W kolejnych latach pojawiały się doniesienia o izolacji E. albertii w różnych częściach świata, np. w Niemczech i w Japonii uważana jest za przyczynę kilku epidemii. E. albertii występuje również w środowisku – bakteria była izolowana m.in. od ptaków – jej rozprzestrzenianiu sprzyjać mogą ich wędrówki. Badania prowadzone w Zakładzie Mikrobiologii potwierdziły, że w naszej populacji E. albertii jest również obecna.
Należy podkreślić, że Escherichia albertii jest trudnym do diagnostyki mikroorganizmem. W standardowych metodach badawczych zachowuje się nietypowo. Komercyjne systemy do identyfikacji bakterii, stosowane powszechnie w laboratoriach mikrobiologicznych, nie rozpoznają lub błędnie klasyfikują E. albertii. Obecnie najbardziej wiarygodną metodą jej identyfikacji jest wykrycie specyficznych sekwencji DNA metodą PCR. Ponieważ szczepy tej bakterii mają gen eae, wykorzystywany jako jeden z markerów przy identyfikacji enterokrwotocznych (EHEC) i enteropatogennych E. coli (EPEC), do niedawna część z nich była błędnie identyfikowana.
– Zastosowane przez nas metody badawcze potwierdziły, że wyizolowany szczep to Escherichia albertii – mówi dr hab. med. Katarzyna Leszczyńska. – Cechy zapisane w genomie E. albertii świadczą, że może być ona potencjalnym patogenem wywołującym biegunki. Trzeba też zaznaczyć, że wśród gatunku E. albertii są zapewne szczepy o zróżnicowanej wirulencji i lekowrażliwości, co ma wpływ na ich chorobotwórczość. Jest to najczęściej powodem, że nie udaje się stwierdzić związku atypowych enteropatogenów z biegunkami. Celem naszych dalszych badań jest wykazanie, czy istnieje taka korelacja w przypadku E. albertii. Dla klinicystów jest to istotna informacja.
Genom E. albertii, nad którym pracował zespół naukowców w składzie: Krzysztof Fiedoruk, Tamara Daniluk, Izabela Święcicka, Emilia Murawska, Małgorzata Ściepuk i Katarzyna Leszczyńska.
Zdaniem dr Leszczyńskiej odkrycia takie potwierdzają, że w przypadku diagnostyki niektórych drobnoustrojów konieczne jest zastosowanie metod PCR, ponieważ zestawy stosowane w rutynowej diagnostyce nie zawierają w swoim spektrum np. E. albertii.
Ocena niebezpieczeństwa
Zadaniem naukowców będzie teraz przeprowadzenie na szeroką skalę badań epidemiologicznych w celu oceny częstości występowania E. albertii w różnych próbkach klinicznych i w żywności, poznania dróg rozprzestrzeniania się jej w środowisku, czynników sprzyjających kolonizacji człowieka oraz nabywania cech zjadliwości i lekooporności.

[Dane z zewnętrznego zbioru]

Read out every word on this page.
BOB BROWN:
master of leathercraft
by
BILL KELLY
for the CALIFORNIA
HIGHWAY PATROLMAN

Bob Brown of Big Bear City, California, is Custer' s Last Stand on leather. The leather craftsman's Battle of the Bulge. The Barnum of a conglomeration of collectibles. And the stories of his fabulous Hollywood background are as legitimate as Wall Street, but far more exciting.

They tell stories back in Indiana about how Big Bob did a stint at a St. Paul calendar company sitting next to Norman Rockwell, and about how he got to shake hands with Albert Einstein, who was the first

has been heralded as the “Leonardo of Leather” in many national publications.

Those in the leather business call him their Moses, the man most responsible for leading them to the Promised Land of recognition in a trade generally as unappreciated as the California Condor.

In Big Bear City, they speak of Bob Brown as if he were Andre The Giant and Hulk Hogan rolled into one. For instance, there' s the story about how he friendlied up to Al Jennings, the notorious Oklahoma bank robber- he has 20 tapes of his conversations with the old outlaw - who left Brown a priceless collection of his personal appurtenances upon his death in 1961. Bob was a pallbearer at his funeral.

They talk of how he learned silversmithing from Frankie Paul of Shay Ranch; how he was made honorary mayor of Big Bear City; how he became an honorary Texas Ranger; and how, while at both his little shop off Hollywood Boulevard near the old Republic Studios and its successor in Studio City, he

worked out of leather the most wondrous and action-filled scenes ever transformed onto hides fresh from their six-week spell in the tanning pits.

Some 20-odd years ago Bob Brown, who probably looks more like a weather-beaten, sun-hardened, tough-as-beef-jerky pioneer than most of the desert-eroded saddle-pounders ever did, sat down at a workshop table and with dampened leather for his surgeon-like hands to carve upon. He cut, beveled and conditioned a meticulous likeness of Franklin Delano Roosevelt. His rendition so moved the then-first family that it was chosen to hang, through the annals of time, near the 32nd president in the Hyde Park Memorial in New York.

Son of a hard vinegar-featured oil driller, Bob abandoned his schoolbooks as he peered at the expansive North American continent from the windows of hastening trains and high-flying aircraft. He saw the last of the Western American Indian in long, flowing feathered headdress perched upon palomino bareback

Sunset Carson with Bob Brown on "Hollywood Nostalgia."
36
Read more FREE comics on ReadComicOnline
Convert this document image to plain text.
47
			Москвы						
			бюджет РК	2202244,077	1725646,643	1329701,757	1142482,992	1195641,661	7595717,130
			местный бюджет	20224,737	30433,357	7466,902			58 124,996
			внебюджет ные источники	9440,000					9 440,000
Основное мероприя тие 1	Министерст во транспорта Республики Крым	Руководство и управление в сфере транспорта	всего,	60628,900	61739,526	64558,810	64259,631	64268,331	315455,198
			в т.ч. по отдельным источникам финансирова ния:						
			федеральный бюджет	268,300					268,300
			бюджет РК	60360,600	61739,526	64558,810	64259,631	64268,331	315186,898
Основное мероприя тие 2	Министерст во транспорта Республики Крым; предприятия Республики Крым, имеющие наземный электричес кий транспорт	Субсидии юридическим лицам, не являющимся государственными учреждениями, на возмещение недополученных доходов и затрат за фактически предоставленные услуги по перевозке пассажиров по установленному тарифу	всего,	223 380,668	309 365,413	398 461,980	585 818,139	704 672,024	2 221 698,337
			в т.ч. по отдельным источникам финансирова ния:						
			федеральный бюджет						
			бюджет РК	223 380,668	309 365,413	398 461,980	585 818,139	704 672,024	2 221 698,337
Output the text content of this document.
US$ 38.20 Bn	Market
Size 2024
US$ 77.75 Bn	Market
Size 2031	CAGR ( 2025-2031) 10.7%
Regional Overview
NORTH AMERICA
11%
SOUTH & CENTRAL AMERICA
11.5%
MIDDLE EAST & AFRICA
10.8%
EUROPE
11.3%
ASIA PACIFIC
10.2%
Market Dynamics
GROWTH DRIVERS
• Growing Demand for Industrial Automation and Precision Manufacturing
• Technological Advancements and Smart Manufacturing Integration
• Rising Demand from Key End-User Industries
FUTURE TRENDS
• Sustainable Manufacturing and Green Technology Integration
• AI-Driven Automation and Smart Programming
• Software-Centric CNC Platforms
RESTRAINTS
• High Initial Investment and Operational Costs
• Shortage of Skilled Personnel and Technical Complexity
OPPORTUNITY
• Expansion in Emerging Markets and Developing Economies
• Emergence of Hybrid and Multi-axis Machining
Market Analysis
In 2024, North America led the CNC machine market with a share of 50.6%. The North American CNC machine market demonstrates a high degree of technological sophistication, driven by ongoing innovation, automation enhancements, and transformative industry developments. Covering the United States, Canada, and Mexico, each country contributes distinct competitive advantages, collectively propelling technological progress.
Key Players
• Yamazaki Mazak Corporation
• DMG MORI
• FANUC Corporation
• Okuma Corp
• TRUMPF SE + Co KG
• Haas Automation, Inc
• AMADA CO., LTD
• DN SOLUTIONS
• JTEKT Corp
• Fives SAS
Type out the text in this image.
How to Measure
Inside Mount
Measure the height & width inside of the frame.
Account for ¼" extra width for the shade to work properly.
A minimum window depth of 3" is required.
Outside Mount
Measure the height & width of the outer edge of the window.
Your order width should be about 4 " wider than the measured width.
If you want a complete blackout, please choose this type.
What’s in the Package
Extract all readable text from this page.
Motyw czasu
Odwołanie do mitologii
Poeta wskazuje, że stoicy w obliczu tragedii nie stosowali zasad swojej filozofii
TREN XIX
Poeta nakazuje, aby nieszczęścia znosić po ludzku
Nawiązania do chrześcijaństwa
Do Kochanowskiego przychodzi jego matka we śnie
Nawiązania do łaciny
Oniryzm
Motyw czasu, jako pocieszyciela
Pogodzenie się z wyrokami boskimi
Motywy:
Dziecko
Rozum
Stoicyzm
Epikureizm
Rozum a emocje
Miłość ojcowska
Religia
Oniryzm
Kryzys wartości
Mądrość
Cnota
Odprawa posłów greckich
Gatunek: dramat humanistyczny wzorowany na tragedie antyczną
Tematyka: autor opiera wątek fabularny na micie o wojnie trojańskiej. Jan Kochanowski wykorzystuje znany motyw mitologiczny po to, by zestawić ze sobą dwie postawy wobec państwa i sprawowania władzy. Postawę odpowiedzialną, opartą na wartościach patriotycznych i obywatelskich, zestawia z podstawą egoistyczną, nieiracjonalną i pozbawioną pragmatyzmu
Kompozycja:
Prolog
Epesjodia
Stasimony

– Trudno jednoznacznie stwierdzić, czy wyizolowana E. albertii wywołała u dziecka biegunkę, ale na pewno należy wnikliwie jej się przyjrzeć jako nowemu enteropatogenowi – uważa dr Leszczyńska. – Obecnie bakterie bardzo szybko nabywają cech świadczących o ich dużej zjadliwości i lekooporności. Ma na to wpływ wiele czynników, w tym także niewłaściwie prowadzona antybiotykoterapia. Wyselekcjonowane drobnoustroje mają mechanizmy umożliwiające im szybką adaptację w niesprzyjających warunkach, zwiększenie populacji, i w rezultacie dochodzi do zaburzenia proporcji między drobnoustrojami tworzącymi mikrobiom. Przykładem jest Escherichia coli O104:H4, bakteria opisana w 2001 roku, niewywołująca wcześniej ognisk zatruć pokarmowych, sporadycznie izolowana w różnych zakątkach świata. W ciągu kilku lat wyewoluowała w hiperwirulentny szczep, który wywołał w 2011 roku epidemię w Niemczech z przypadkami śmiertelnymi.
Zespół z Zakładu Mikrobiologii UMB stara się o grant na badania epidemiologiczne, które pozwolą zbadać, jaka jest częstość występowania E. albertii w północno-wschodnim regionie Polski oraz ocenić, jaki potencjał chorobotwórczy ma ta bakteria.